Pubdate: Tue, 19 Jan 2010
Source: Abbotsford Times (CN BC)
Copyright: 2010 The Abbotsford Times
Author: William Perry


Editor, the Times:

I find it troubling that the courts and law enforcement have such a 
low opinion of individuals that they label them as 'organized crime' 
yet consider informants as trustworthy, reliable and creditable.

Informants are not held in high esteem, so they are generally 
protected, by being segregated in prison or, if they are not 
incarcerated, relocated under a new identity.

Our criminal justice system has turned into a 'snitchery,' a 
wholesale reliance on the worst people, with the meanest of motives, 
to secure justice for all.

Law enforcement thinks anybody who comes to them must be truthful, 
that they have seen the error of their ways and is reformed. Sounds 
as cleansing as baptism: "All my sins have been washed away . . . 
including that Piggly Wiggly I knocked over in . . . The preacher's 
done warshed away all my sins and transgressions."

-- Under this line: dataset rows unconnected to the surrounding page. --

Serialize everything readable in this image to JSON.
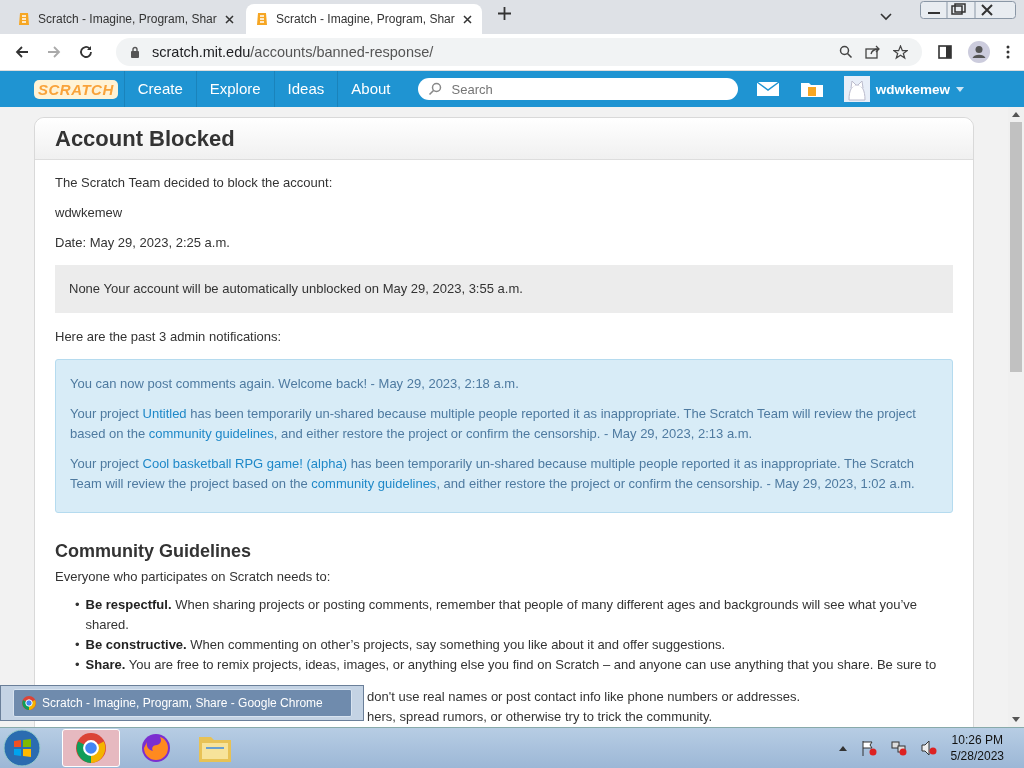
{
  "browser": {
    "tabs": [
      {
        "title": "Scratch - Imagine, Program, Shar",
        "selected": false
      },
      {
        "title": "Scratch - Imagine, Program, Shar",
        "selected": true
      }
    ],
    "address": {
      "host": "scratch.mit.edu",
      "path": "/accounts/banned-response/"
    }
  },
  "nav": {
    "logo": "SCRATCH",
    "links": [
      "Create",
      "Explore",
      "Ideas",
      "About"
    ],
    "search": {
      "placeholder": "Search"
    },
    "username": "wdwkemew"
  },
  "page": {
    "title": "Account Blocked",
    "intro": "The Scratch Team decided to block the account:",
    "username": "wdwkemew",
    "date": "Date: May 29, 2023, 2:25 a.m.",
    "notice": "None Your account will be automatically unblocked on May 29, 2023, 3:55 a.m.",
    "notifications_heading": "Here are the past 3 admin notifications:",
    "notifications": [
      [
        {
          "kind": "text",
          "text": "You can now post comments again. Welcome back! - May 29, 2023, 2:18 a.m."
        }
      ],
      [
        {
          "kind": "text",
          "text": "Your project "
        },
        {
          "kind": "link",
          "text": "Untitled"
        },
        {
          "kind": "text",
          "text": " has been temporarily un-shared because multiple people reported it as inappropriate. The Scratch Team will review the project based on the "
        },
        {
          "kind": "link",
          "text": "community guidelines"
        },
        {
          "kind": "text",
          "text": ", and either restore the project or confirm the censorship. - May 29, 2023, 2:13 a.m."
        }
      ],
      [
        {
          "kind": "text",
          "text": "Your project "
        },
        {
          "kind": "link",
          "text": "Cool basketball RPG game! (alpha)"
        },
        {
          "kind": "text",
          "text": " has been temporarily un-shared because multiple people reported it as inappropriate. The Scratch Team will review the project based on the "
        },
        {
          "kind": "link",
          "text": "community guidelines"
        },
        {
          "kind": "text",
          "text": ", and either restore the project or confirm the censorship. - May 29, 2023, 1:02 a.m."
        }
      ]
    ]
  },
  "guidelines": {
    "title": "Community Guidelines",
    "intro": "Everyone who participates on Scratch needs to:",
    "items": [
      {
        "marker": "•",
        "bold": "Be respectful.",
        "text": "When sharing projects or posting comments, remember that people of many different ages and backgrounds will see what you’ve shared."
      },
      {
        "marker": "•",
        "bold": "Be constructive.",
        "text": "When commenting on other’s projects, say something you like about it and offer suggestions."
      },
      {
        "marker": "•",
        "bold": "Share.",
        "text": "You are free to remix projects, ideas, images, or anything else you find on Scratch – and anyone can use anything that you share. Be sure to"
      }
    ],
    "covered_lines": [
      "don't use real names or post contact info like phone numbers or addresses.",
      "hers, spread rumors, or otherwise try to trick the community."
    ]
  },
  "tooltip": "Scratch - Imagine, Program, Share - Google Chrome",
  "taskbar": {
    "time": "10:26 PM",
    "date": "5/28/2023"
  }
}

Altruism is not an informant's motive: self-preservation generally 
works for individuals attempting to duck drug charges and a lengthy 
jail term when working for police. There is also the financial 
reward. Law enforcement - I mean the taxpayer - shells out tens of 
thousands (of dollars) and so police hear what they need to hear.

It's time to revisit legislation to ensure that constitutional rights 
to fair procedure are maintained and examine the excessive secrecy of 
Canada's Witness Protection Program Act and its usage.

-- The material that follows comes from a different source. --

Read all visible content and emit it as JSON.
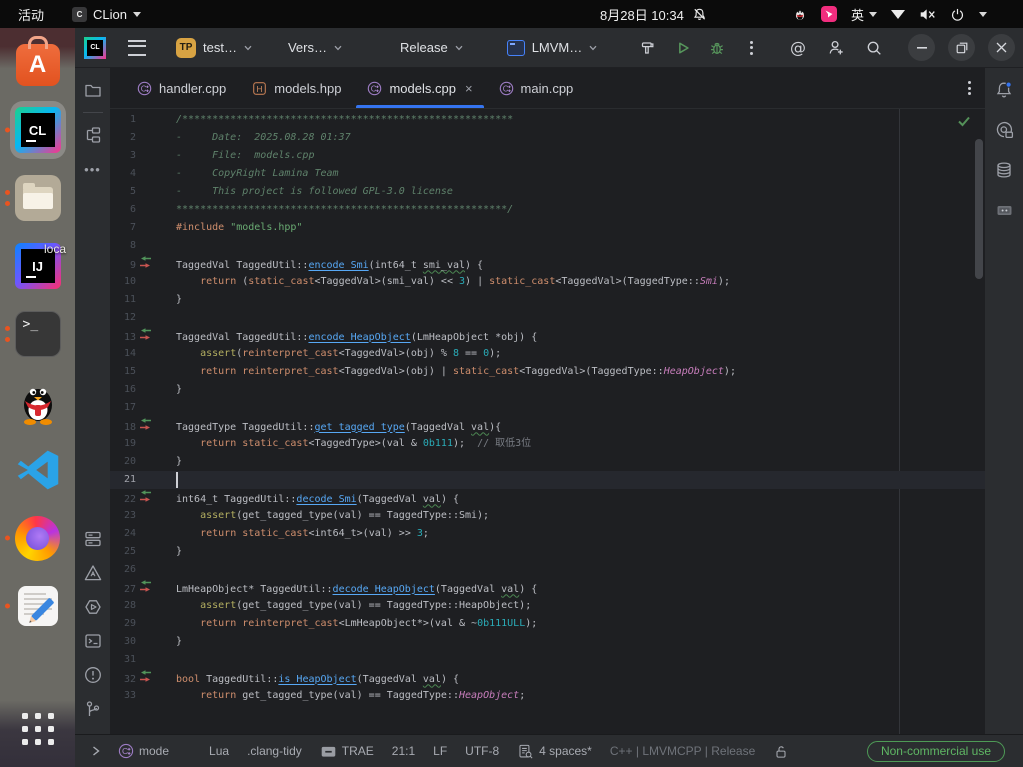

Our criminal justice system is based upon the principle that those 
accused of crimes are entitled to and will always receive a fair 
shake. Far too often, miscarriages of justice occasioned in whole or 
in part by informants, and their unreliable nature, undermines the 
system. How many wrongful convictions must there be before the use of 
these informants is forbidden?

Crown counsel and judges must be made aware of the irreparable damage 
that these informants can cause to the administration of justice in 
Canada. Does the end justify the means? As a former cop, I question that.